Progressive Multifocal Leukoencephalopathy (PML)
Content of This Page
1- Introduction
2- Causes
3- Symptoms
4- Investigations & Lab Results
5- Complications
6- Treatment
Introduction
Progressive Multifocal Leukoencephalopathy (PML) is a rare, often fatal, demyelinating disease of the central nervous system caused by reactivation of the John Cunningham (JC) virus. It primarily affects immunocompromised individuals, such as those with HIV/AIDS, organ transplant recipients, or patients on immunosuppressive therapies. PML leads to widespread destruction of the white matter in the brain, resulting in progressive neurological deficits. Symptoms depend on the areas affected and can include weakness, visual disturbances, cognitive decline, and speech difficulties. There is no specific antiviral treatment, and management focuses on restoring immune function to control the infection.
Causes
Reactivation of JC virus (John Cunningham virus):
A common, usually harmless polyomavirus that remains latent in most people.
Immunosuppression or Immunodeficiency:
HIV/AIDS (most common cause historically)
Immunosuppressive therapies (e.g., natalizumab, rituximab, fingolimod) used in multiple sclerosis, lymphoma, or autoimmune diseases
Organ transplantation with immunosuppressants
Hematologic malignancies
Other causes of weakened immune systems
Underlying diseases causing immune dysfunction:
Chronic lymphocytic leukemia (CLL)
Sarcoidosis or other systemic disorders
Symptoms
-Neurological Symptoms (depending on the brain areas affected) :
Progressive weakness or hemiparesis (one-sided weakness)
Visual disturbances (hemianopia, cortical blindness)
Cognitive impairment (memory loss, confusion)

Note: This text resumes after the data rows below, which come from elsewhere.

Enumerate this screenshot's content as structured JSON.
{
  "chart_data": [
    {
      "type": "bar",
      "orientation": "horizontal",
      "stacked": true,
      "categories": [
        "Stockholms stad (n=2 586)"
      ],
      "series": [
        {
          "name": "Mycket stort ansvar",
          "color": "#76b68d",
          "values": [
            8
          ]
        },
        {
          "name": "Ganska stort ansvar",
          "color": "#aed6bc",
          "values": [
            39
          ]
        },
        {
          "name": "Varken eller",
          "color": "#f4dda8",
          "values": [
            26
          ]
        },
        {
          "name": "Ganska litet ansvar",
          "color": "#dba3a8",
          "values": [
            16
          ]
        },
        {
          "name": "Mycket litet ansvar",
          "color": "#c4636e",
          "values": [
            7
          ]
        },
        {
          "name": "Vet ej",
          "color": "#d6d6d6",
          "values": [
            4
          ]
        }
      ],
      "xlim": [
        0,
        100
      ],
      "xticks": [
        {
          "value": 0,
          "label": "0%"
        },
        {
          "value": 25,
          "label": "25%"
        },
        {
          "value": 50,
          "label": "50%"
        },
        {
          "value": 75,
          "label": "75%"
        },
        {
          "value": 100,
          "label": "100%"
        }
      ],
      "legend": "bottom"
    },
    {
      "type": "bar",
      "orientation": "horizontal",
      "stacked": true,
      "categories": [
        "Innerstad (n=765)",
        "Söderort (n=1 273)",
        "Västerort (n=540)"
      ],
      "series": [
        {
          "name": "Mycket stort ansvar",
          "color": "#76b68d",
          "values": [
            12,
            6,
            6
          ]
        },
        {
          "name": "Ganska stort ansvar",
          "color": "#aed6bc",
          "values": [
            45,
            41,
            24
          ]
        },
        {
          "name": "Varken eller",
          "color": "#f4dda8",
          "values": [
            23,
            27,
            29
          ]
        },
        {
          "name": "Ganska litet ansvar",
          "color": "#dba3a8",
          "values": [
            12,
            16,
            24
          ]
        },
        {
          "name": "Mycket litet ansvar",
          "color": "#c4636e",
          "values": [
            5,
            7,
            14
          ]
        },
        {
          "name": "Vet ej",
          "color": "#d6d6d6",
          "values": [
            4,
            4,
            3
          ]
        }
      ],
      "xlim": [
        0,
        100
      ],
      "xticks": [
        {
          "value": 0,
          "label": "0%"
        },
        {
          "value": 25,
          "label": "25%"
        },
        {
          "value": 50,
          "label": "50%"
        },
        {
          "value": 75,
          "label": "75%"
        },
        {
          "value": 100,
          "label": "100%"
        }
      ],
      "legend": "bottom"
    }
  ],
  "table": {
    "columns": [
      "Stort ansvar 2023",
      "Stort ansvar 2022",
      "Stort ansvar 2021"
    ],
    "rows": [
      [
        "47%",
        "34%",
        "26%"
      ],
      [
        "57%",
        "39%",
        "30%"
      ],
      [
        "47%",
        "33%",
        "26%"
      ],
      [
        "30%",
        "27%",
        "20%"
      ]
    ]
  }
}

Speech difficulties (aphasia or dysarthria)
Ataxia (loss of coordination and balance)
Sensory deficits (numbness or tingling)
Personality or behavioral changes
-Clinical Course
Symptoms typically progress over weeks to months.
No fever or systemic signs of infection usually present.
Investigations & Lab Results
1. Neuroimaging
MRI of the brain (gold standard):
Multiple, asymmetric, non-enhancing white matter lesions
Lesions are hyperintense on T2-weighted and FLAIR images
No mass effect or edema usually
Lesions commonly affect parietal and occipital lobes but can be widespread
2. Cerebrospinal Fluid (CSF) Analysis
Usually normal or mildly elevated protein and lymphocytes
JC virus DNA PCR in CSF:
Highly specific and sensitive for PML diagnosis
Positive result confirms infection
3. Blood Tests
Evaluate immune status:
HIV test if not already known
CD4 count (in HIV-positive patients)
Other immunosuppressive workup as indicated
4. Brain Biopsy
Reserved for unclear cases
Shows demyelination, enlarged oligodendrocyte nuclei with viral inclusions, and bizarre astrocytes
Complications
Severe neurological disability:
Progressive white matter damage leads to paralysis, cognitive decline, speech difficulties, and loss of coordination.Persistent neurological deficits:
Even with treatment, many patients have lasting impairments.Progression to coma:
As disease advances, brain function can deteriorate severely.Death:
PML has a high mortality rate, especially if underlying immune dysfunction is not reversed.Immune Reconstitution Inflammatory Syndrome (IRIS):
In some cases, rapid immune recovery (e.g., after starting HIV therapy) causes an exaggerated inflammatory response that can worsen symptoms temporarily.
Treatment
1. Restore Immune Function (Mainstay of Treatment)
In HIV/AIDS patients:
Start or optimize antiretroviral therapy (ART) to improve immune status and increase CD4 count.
In patients on immunosuppressive drugs:
Reduce or discontinue immunosuppressive medications if possible (e.g., stop natalizumab in MS patients).
2. Supportive Care
Manage neurological symptoms (e.g., physical therapy for weakness, speech therapy).
Prevent complications like infections or deep vein thrombosis.
3. Experimental and Adjunct Therapies
No FDA-approved antiviral specifically for JC virus.
Some trials have explored agents like mirtazapine or cidofovir, but evidence is limited.